The Lost Daughter is another film in a long line directed by an actor. This time it’s Maggie Gyllenhaal’s turn in the director’s chair. This film has a definitive style and feel to it like no other this year. It proves there are still new visions out in the ether that haven’t been uncovered until now.
Academy Award-winner Olivia Colman plays a professor who goes on vacation on an island off of the Italian coast. While she’s there sunbathing, she meets a woman (Dakota Johnson) and her daughter. These people bring back memories of the woman’s past of being a mother herself. The younger version of the woman is played by Jessie Buckley.
Gyllenhaal uses a lot of close-up shots to get shots of the various characters and the emotions on their faces and in their eyes. It’s like she’s trying to peer through them to reach the thoughts they are thinking. Unfortunately for me, this doesn’t work very well. It’s just a vision I can’t get behind. This style is pointless to me. Usually, a director’s style brings out a distinctive look and feel to their work, but in this case, it’s all wrong. The closeups don’t work at all. They just get in the way of an otherwise interesting story.

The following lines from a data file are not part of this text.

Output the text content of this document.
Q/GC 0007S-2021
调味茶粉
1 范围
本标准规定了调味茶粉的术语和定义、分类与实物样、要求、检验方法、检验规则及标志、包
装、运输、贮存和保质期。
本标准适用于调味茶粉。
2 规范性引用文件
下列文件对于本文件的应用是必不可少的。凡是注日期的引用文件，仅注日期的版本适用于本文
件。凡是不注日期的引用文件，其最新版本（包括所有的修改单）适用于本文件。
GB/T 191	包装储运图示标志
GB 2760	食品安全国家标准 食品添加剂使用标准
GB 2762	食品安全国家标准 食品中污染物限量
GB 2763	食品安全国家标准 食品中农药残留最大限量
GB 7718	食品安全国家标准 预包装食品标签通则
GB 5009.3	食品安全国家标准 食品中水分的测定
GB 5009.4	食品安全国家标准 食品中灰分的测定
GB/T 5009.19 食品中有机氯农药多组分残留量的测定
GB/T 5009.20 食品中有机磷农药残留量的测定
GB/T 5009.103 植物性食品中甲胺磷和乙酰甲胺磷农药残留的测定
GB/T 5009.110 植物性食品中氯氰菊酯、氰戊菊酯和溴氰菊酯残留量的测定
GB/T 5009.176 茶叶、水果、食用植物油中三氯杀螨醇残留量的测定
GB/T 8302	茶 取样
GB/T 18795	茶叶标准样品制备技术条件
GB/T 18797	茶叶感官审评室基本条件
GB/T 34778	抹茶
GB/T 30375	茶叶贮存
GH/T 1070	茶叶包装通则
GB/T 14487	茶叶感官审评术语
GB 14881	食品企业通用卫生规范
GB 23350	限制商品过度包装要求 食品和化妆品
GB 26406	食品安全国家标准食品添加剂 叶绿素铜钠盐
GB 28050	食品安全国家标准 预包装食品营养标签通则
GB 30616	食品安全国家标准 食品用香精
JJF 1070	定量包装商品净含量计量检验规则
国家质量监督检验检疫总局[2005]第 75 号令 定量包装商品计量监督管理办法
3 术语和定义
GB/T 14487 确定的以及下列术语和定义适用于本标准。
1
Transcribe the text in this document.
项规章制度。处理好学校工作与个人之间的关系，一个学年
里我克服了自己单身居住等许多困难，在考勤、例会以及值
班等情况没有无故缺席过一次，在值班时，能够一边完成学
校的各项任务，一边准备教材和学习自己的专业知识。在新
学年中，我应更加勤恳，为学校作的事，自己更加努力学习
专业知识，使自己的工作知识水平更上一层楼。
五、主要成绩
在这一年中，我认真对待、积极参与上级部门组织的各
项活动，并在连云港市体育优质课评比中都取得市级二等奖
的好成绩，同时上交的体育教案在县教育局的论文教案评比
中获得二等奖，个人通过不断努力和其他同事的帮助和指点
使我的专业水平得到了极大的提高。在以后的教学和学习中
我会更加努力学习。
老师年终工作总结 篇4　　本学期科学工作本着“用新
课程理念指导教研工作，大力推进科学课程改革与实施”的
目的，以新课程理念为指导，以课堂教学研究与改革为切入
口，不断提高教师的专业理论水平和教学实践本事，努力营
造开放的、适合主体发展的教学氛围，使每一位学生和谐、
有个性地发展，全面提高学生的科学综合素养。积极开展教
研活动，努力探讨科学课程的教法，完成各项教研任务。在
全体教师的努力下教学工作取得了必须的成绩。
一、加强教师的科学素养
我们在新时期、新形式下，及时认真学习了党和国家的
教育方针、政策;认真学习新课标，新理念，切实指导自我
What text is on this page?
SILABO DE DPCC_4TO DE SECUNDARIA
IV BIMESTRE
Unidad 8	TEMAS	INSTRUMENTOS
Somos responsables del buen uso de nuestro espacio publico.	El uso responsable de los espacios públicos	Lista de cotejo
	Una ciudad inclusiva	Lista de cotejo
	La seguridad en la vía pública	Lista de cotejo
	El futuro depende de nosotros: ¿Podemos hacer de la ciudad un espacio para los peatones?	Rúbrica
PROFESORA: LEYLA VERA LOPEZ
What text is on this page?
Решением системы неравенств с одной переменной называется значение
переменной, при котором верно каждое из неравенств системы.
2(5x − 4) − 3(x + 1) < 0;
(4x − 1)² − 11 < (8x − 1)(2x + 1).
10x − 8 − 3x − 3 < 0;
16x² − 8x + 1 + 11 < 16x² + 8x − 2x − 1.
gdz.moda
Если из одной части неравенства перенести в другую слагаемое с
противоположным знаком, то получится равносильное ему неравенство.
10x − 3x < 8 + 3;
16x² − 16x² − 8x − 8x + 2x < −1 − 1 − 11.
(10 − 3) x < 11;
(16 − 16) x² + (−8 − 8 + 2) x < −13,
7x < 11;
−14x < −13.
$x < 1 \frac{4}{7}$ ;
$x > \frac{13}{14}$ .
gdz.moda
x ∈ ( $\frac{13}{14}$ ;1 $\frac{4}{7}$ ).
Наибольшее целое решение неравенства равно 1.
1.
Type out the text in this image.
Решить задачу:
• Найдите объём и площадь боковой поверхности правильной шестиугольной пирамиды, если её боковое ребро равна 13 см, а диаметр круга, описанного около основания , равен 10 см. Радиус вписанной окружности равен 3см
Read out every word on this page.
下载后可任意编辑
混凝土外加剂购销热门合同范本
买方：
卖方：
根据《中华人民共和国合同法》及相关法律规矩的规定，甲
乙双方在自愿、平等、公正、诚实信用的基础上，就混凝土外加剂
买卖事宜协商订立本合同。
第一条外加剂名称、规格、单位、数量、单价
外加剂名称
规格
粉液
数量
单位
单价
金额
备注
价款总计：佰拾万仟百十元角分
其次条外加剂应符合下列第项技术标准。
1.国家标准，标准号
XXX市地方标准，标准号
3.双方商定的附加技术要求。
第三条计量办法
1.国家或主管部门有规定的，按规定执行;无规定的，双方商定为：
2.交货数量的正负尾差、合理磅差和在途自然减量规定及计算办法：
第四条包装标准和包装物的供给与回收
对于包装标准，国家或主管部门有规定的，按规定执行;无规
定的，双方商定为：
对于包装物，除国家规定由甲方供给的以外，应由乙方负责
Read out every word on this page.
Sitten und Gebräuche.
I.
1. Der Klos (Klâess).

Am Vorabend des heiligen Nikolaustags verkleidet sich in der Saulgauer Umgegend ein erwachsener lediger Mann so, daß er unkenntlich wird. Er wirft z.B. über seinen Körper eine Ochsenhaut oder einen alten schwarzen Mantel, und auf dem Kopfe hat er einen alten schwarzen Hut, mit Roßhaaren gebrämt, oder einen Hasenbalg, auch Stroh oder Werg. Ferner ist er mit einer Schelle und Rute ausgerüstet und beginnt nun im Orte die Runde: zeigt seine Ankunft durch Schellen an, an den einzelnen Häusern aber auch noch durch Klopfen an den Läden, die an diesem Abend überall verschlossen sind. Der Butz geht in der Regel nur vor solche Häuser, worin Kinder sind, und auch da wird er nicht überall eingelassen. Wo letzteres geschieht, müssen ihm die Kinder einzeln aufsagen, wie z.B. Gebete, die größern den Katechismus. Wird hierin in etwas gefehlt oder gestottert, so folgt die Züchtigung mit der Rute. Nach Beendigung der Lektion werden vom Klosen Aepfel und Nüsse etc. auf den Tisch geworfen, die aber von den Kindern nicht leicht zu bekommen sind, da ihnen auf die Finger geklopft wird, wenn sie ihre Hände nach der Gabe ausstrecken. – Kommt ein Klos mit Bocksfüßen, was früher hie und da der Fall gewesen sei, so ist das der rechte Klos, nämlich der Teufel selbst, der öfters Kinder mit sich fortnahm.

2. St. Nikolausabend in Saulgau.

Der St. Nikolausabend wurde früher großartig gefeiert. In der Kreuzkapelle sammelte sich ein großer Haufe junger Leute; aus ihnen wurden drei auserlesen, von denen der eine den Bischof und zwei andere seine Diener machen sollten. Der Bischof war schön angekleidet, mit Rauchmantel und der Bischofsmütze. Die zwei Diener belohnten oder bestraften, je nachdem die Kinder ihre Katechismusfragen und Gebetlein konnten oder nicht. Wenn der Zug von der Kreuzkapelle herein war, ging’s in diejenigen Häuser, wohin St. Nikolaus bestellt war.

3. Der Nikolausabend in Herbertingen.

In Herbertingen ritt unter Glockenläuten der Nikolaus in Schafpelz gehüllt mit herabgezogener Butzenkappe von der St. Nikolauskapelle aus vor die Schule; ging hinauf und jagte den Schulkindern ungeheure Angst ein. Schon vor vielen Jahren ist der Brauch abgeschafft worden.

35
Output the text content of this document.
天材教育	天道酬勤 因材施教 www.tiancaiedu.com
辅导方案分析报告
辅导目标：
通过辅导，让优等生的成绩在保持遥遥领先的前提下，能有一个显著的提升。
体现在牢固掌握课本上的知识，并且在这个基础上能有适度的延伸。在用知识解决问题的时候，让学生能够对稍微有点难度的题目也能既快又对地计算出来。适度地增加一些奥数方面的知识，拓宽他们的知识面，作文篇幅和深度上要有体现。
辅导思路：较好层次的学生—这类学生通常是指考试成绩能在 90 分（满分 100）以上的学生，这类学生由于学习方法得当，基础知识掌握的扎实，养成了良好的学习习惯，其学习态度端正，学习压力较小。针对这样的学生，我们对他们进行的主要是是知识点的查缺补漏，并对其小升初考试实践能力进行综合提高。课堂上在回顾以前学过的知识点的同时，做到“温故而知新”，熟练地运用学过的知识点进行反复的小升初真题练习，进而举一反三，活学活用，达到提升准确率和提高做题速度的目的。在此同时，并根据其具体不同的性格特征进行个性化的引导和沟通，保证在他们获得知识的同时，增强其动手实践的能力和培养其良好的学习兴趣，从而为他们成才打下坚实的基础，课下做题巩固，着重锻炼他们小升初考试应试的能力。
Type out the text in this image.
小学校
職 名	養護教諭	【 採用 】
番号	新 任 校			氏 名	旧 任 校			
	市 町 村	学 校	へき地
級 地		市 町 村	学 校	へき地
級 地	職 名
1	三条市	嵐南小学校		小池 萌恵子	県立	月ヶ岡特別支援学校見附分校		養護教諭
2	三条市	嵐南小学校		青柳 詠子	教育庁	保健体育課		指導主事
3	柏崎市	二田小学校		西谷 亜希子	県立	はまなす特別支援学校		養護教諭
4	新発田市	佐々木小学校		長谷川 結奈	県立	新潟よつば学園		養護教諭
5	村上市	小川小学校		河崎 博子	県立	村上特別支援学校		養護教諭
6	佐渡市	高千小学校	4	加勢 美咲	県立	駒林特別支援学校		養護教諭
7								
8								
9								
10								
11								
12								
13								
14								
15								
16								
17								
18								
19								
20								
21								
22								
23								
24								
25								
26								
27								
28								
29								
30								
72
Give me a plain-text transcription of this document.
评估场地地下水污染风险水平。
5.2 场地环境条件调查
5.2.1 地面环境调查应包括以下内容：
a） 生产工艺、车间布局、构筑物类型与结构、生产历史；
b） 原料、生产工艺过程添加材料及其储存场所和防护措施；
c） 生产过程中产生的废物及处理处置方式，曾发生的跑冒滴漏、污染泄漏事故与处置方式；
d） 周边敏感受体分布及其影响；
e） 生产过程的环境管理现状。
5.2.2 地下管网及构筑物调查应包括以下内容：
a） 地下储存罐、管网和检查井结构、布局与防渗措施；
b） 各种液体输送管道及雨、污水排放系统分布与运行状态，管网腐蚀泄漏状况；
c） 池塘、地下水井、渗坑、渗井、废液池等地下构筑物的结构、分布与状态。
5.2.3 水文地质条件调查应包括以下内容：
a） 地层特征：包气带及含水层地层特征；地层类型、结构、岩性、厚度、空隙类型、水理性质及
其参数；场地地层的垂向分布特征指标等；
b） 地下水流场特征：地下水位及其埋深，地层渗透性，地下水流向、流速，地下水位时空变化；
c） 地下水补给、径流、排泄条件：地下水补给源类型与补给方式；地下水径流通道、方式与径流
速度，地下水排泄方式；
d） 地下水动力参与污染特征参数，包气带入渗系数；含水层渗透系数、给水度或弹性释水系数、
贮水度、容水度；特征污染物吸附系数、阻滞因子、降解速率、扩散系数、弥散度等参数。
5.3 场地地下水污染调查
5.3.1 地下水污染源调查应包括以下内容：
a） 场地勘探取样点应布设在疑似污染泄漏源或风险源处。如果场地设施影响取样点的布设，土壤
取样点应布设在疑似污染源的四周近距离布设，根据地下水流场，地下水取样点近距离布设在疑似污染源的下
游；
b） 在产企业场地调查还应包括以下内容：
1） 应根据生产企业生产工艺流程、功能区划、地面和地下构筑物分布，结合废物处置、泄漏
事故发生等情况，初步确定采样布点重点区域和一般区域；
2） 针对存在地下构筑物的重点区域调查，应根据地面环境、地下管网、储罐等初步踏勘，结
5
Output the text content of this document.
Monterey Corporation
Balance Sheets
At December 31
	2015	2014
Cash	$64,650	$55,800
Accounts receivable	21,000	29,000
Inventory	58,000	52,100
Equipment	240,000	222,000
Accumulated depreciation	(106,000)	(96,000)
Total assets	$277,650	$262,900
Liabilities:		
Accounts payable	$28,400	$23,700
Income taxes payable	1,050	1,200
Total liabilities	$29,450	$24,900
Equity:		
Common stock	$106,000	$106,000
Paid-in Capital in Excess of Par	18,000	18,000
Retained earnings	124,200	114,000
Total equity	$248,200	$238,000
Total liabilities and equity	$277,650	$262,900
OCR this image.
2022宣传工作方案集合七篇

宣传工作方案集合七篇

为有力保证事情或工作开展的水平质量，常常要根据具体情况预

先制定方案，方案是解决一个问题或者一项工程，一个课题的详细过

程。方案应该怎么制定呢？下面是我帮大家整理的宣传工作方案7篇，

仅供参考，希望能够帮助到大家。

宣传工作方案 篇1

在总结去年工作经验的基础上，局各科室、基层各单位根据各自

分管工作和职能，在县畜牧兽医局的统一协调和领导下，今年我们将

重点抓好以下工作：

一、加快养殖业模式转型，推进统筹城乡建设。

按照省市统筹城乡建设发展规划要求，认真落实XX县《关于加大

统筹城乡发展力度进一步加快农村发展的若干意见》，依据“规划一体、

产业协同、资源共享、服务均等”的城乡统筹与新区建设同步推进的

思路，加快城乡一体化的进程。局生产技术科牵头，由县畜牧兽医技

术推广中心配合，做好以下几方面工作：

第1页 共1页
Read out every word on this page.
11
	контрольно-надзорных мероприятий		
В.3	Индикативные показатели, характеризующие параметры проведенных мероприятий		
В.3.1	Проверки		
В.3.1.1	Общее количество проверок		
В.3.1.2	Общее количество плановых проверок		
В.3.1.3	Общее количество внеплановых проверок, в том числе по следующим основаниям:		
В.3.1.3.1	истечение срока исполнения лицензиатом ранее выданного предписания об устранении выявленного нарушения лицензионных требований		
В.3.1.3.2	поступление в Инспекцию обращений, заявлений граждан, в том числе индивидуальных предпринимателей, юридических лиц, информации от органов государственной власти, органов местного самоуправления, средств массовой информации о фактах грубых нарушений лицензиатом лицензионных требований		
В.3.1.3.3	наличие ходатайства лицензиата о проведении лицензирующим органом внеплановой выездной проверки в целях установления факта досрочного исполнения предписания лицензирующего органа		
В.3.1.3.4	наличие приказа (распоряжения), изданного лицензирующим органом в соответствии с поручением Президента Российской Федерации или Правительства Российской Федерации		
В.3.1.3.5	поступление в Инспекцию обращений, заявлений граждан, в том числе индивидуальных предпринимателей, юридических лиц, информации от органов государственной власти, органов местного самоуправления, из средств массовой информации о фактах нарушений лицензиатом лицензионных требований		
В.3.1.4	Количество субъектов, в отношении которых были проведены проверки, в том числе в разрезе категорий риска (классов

Gyllenhaal ensembles a stellar cast for her first directorial outing, no doubt calling in some favors. Ed Harris plays a handyman/overseer of the house Colman’s character is renting for the summer. He may have feelings for her. Buckley as the younger version of Colman’s character had a nice arc once she gets her chance to shine in the film. Peter Sarsgaard plays a love interest of hers, but she’s married with two adolescent daughters. Johnson’s character is just a woman who’s lost in her world and doesn’t know how to be a mother to her daughter. The supporting cast is fine in the film.
Gyllenhaal had adapted the book by Elena Ferrante in this film. Ferrante is a widely successful novelist. This film about motherhood in its various incarnations is okay at best. These two weaving storylines intersect but feel very incomplete without the other. Gyllenhaal as a mother herself probably felt a tie to the material. It’s not easy being a mother. I can attest to that because my mother struggled and so does my sister. You feel like your never doing enough and in my case mine didn’t do enough for her four children. She made things worse for us.
This film veers off occasionally to a subplot about a doll that just felt out of place in the film. It may have brought something as far as a nurturing aspect to the script or a wanting to be what she couldn’t be anymore who knows. I felt pulled away from the film every time the subplot went in that direction. The inevitable conclusion to that aspect of the film was very unsatisfying. The whole thing felt out of place.
The Lost Daughter has a couple of messages about motherhood that just got lost on me. I felt I didn’t have a tie to the material that a woman might have. Gyllenhaal is not trying to get me as part of the demographic she’s going for. It’s younger and older mothers and women in general. Colman does an admirable job as this woman going through a midlife crisis and Johnson is just lost in Colman’s shadow in the film. The look of the film past and present felt fine, but not great. The closeups were very unsettling. I wished Gyllenhaal would have done something different with the camera.